Potensi-potensi lokal ibarat benih. Jika bertemu lahan-lahan literasi yang subur (misalnya lewat Lamban Baca), bukan tak mungkin akan tumbuh dan berbuah lebat yang hasil akhirnya tak sebatas festival rutin atau kegiatan pengisi kalender pariwisata tanpa makna. Seperti yang dialami warga Mollo, literasi bisa menjadi nadi yang menyuntikkan darah segar bagi upaya pemberdayaan warga jangka panjang.

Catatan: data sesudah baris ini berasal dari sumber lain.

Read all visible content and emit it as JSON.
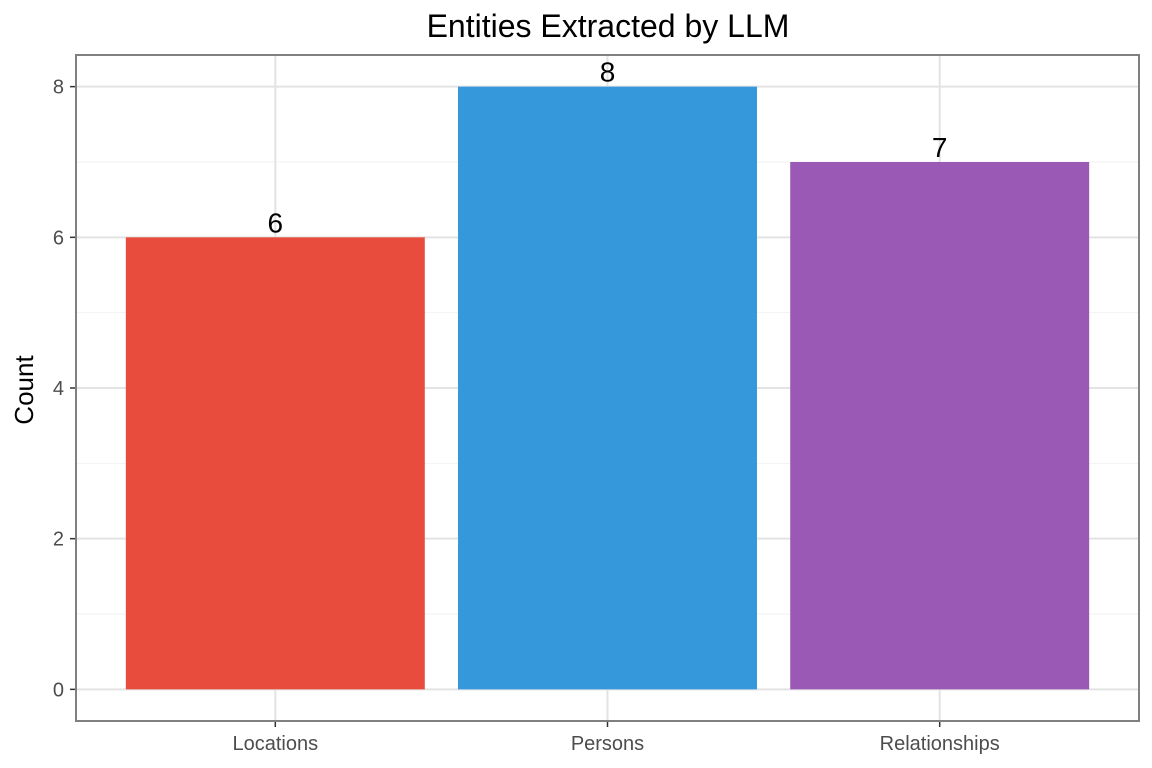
{
  "chart_data": {
    "type": "bar",
    "title": "Entities Extracted by LLM",
    "xlabel": "",
    "ylabel": "Count",
    "categories": [
      "Locations",
      "Persons",
      "Relationships"
    ],
    "values": [
      6,
      8,
      7
    ],
    "data_labels": [
      "6",
      "8",
      "7"
    ],
    "colors": [
      "#E74C3C",
      "#3498DB",
      "#9B59B6"
    ],
    "ylim": [
      -0.42,
      8.42
    ],
    "yticks": [
      0,
      2,
      4,
      6,
      8
    ],
    "ytick_labels": [
      "0",
      "2",
      "4",
      "6",
      "8"
    ],
    "grid": true,
    "legend": "none"
  }
}
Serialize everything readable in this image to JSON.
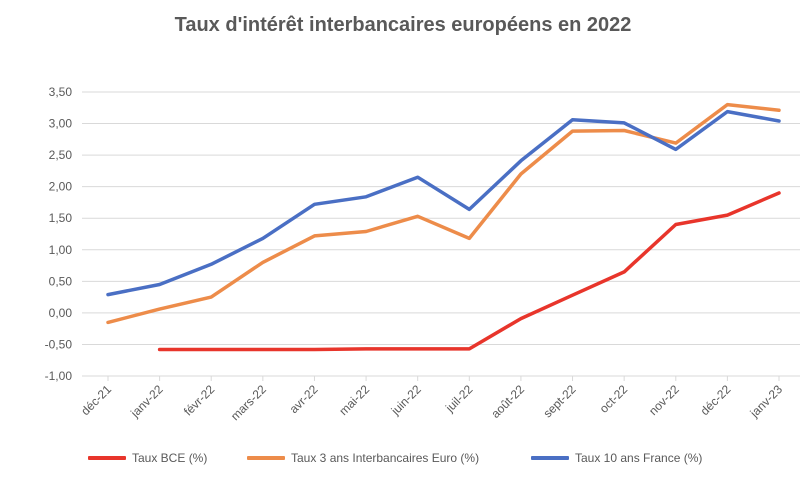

Bung Hatta memandang buku sebagai agen pembebas pikiran. Tapi dampaknya ternyata lebih dari yang beliau bayangkan. Buku-buku tersebut menjadi agen yang benar-benar menghantar negeri ini pada kemerdekaannya 75 tahun silam. Sebabnya, beliau tak sekadar membaca aneka bacaan bergizi tapi juga merefleksikan dan mempraktikannya bersama para founding fathers lain yang juga membaca buku.
Dialektika berpikir disertai langkah nyata yang dilakukan bersama-sama adalah kunci yang bisa menerobos berbagai penjara. Kita tahu bahwa penjara terbesar masyarakat abad ini bukan semata maraknya kabar burung di dunia maya ataupun pandemi Covid-19, tapi terutama kebodohan dan pembodohan (baca: penindasan struktural), situasi dimana bangsa ini kerap merampas kemerdekaan saudaranya sendiri
Para pegiat literasi lokal adalah agen penting untuk melawan setiap upaya pembodohan yang bertujuan merampas kemerdekaan warga dengan berbagai wujudnya, mulai dari eksploitasi alam tanpa batas yang memiskinkan hingga penindasan hak asasi manusia. Aktivitas literasi dapat menghidupi warga tanpa mengorbankan jati diri mereka sebagai manusia bermartabat. Menurut saya, inilah esensi dari literasi yang memerdekakan.
Sylvie Tanaga adalah penulis dan penyunting lepas, saat ini tinggal di Kota Bandung.